Peut-être qu’il y a parmi nous aujourd’hui des jeunes ou moins jeunes qui ont déjà entendu l’appel du Christ sans avoir pu lui donner une suite plus précise. Je ne dis pas comme le cardinal Marty : « nous embauchons ! » Mais je dis quand-même que nous voulons bien partager notre vie de foi, notre vie religieuse avec vous. N’hésitez pas ! Il faut parfois un indice extérieur. Et peut-être la profession de Pierre et d’Antoine est cet indice pour prendre contact avec une communauté religieuse pour mieux connaître cette vie et peut-être pour la suivre.
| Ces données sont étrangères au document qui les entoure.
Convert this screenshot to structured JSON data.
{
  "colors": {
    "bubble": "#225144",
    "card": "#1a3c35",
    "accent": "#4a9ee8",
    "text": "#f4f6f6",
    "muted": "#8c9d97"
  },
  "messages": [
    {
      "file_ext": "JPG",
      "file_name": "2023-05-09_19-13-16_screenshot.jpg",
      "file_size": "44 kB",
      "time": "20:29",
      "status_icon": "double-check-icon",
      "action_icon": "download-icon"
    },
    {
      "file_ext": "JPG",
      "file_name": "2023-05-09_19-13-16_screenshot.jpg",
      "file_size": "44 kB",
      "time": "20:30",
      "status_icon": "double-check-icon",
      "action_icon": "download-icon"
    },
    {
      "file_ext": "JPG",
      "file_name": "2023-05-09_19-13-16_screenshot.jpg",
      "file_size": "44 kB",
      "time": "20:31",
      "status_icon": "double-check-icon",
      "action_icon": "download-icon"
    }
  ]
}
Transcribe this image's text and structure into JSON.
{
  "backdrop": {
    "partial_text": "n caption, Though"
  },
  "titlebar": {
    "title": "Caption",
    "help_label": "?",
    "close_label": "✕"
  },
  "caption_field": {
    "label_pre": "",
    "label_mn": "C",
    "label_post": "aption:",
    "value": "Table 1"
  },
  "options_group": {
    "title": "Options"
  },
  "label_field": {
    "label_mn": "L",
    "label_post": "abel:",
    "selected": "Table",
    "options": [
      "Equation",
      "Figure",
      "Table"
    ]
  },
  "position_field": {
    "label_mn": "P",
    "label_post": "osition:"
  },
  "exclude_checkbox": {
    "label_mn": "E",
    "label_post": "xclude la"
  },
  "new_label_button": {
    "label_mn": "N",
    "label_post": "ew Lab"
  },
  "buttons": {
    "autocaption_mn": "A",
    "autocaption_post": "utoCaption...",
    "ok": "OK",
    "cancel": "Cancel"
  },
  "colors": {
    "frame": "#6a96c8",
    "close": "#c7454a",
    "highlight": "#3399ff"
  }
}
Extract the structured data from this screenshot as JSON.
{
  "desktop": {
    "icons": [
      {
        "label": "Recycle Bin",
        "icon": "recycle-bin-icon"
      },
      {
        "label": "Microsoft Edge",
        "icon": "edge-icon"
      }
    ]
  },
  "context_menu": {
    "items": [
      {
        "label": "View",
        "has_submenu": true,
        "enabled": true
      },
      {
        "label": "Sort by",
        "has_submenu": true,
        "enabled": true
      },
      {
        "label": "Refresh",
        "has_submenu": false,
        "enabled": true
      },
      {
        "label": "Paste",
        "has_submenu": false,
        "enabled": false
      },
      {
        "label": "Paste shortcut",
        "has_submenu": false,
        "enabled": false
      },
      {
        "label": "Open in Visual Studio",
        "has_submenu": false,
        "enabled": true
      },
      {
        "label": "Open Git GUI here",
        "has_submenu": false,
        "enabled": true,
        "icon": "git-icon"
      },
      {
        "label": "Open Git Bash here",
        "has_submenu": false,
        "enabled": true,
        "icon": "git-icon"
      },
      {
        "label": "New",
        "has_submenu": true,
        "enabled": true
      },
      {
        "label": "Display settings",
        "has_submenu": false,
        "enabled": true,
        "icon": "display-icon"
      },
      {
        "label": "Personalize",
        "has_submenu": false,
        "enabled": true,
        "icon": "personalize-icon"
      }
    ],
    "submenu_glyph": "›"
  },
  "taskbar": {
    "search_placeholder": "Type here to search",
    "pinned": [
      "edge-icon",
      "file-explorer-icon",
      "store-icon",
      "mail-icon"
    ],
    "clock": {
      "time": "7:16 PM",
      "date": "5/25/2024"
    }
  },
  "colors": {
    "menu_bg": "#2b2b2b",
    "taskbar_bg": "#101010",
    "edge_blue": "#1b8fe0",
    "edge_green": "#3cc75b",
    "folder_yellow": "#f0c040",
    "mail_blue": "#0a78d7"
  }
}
Vous êtes les bienvenus.
Pierre et Antoine, vous avez trouvé ce chemin, et vous faites aujourd’hui la profession des trois vœux de religion : le célibat dans la chasteté pour le Royaume de Dieu : l’évangile d’aujourd’hui dit : préférer Jésus à tout ; la pauvreté : l’évangile dit : vous ne pouvez pas être mes disciples si vous ne renoncez pas à tout ce qui vous appartient ; et l’obéissance : être attentif à la réalité, l’Evangile donne en exemple celui qui veut bâtir une tour, tenir donc compte de la réalité, la connaître, et porter ainsi sa croix à la suite de Jésus.
Notre Règle de vie signale que ces trois vœux, à première vue loin du monde, sont en fait loin de nous rendre étrangers aux hommes.
La profession des vœux qui sont des conseils de l’Evangile, nous rend, au contraire, plus solidaires avec les hommes. Et c’est ce que je vous souhaite de découvrir de plus en plus. Loin de nous éloigner du monde, de la réalité, de la vérité, de la liberté, du bonheur… le Christ et son Evangile nous aident plutôt à les trouver et à en vivre pleinement.
Que son Règne arrive dans nos âmes et dans les sociétés. Amen.